Le maire de Sherbrooke tend la main aux défusionnistes
Le maire Perrault était émotif pour plusieurs raisons dimanche soir
Le maire de Sherbrooke, Jean Perrault est visiblement heureux et soulagé des résultats des référendums sur les défusions municipales, qui ont confirmé l'intégrité du territoire des villes fusionnées.
À Sherbrooke toutefois, le maire était peu enclin à célébrer dans les minutes qui ont suivi l'annonce officielle des résultats. Jean Perrault était encore secoué par le décès du directeur du Service de la protection de la faune en Estrie, Réal Carbonneau, survenu samedi, lors d'une descente en rafting (voir autre texte).
« En guise d'introduction, a dit le maire, je voudrais exprimer mes regrets à la famille Carbonneau pour l'accident de samedi. Mais sur une note qu'on attend depuis longtemps, et je m'excuse de mes émotions, je voudrais vous dire que j'ai d'autres émotions que j'aimerais partager avec vous, avec les membres du conseil présents ici ce soir. On reste une ville unie, on reste une ville qui va regarder l'avenir! »
Reprenant le dessus sur ses émotions, le maire de Sherbrooke a ensuite tendu la main aux défusionnistes des quatre arrondissements qui ont perdu leur bataille. « Aidez-nous à améliorer l'ensemble de la communauté, pour que Sherbrooke soit meilleur », a dit Jean Perrault.
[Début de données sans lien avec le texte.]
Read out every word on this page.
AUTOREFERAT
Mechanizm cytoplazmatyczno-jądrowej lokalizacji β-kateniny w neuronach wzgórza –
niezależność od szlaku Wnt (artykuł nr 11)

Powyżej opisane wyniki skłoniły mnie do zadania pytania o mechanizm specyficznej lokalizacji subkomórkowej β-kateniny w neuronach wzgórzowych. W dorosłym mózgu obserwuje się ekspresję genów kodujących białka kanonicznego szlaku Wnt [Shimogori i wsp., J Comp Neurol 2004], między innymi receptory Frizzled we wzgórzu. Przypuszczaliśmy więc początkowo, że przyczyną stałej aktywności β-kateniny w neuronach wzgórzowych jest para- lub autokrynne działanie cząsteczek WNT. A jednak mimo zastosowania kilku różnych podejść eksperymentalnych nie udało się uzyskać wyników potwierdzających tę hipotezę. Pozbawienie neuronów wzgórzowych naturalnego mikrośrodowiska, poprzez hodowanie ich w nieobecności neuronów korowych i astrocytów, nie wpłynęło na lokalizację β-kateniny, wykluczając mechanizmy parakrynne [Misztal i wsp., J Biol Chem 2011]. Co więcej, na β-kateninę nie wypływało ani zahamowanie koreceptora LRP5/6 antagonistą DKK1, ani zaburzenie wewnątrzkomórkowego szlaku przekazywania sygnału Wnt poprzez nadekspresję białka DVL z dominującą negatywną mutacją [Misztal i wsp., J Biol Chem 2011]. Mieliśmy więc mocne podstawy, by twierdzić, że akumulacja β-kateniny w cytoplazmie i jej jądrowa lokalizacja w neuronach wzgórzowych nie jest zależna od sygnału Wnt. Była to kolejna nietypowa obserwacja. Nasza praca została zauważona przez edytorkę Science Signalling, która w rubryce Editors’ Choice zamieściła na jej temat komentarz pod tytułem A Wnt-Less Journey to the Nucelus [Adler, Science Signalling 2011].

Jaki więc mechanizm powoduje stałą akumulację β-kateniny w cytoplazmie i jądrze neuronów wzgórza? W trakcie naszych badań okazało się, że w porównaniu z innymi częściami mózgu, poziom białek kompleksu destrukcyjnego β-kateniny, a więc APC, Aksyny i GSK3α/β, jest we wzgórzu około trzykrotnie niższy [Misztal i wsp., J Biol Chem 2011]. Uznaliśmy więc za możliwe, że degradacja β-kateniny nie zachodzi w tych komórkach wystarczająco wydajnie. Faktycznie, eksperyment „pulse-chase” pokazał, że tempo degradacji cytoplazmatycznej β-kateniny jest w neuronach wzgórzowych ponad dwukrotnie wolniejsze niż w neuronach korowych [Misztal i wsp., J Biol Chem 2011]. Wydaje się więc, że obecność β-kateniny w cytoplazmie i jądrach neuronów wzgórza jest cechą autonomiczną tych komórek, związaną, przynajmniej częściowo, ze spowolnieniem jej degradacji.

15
Gilles Morency avait la tête baisse dimanche soir
Les défusionnistes lèchent leurs plaies À Saint-Élie-d'Orford, où les défusionnistes ont mené une intense campagne, l'heure était à la déception après que le camp du Oui eut perdu le vote à la majorité simple.
Selon le leader défusionniste Gilles Morency, ceux qui ont voté pour le maintien de la grande ville regretteront leur geste. « Les gens vont se rendre compte que les taxes vont continuer à augmenter, ils vont se rendre compte que les taxes vont continuer de baisser », a-t-il dit.
À Deauville, la présidente du comité du Oui, Édith Carmichael, s'en est pris à la règle fixée par Québec selon laquelle le nombre de personnes ayant voté Oui devait équivaloir à 35 % des électeurs inscrits sur la liste électorale.
Édith Carmichael
« Actuellement, on a 55 % (des votes exprimés). Démocratiquement, on aurait gagné! [...] M. Charest, est-ce qu'il a eu 35 % des votes, lui? Pourquoi est-ce que cette politique s'est appliquée seulement pour les fusions? Pourquoi est-ce qu'on a choisi la fête des Pères pour le vote? », a demandé Mme Carmichael.
À Bromptonville, enfin, les défusionnistes affirment qu'ils ont perdu des votes en raison de l'ambiguïté de la question. « Il y en avait qui disaient non à la fusion, mais ils auraient dû dire Oui à la défusion! », a soutenu André Paquette du comité pour la défusion de Bromptonville.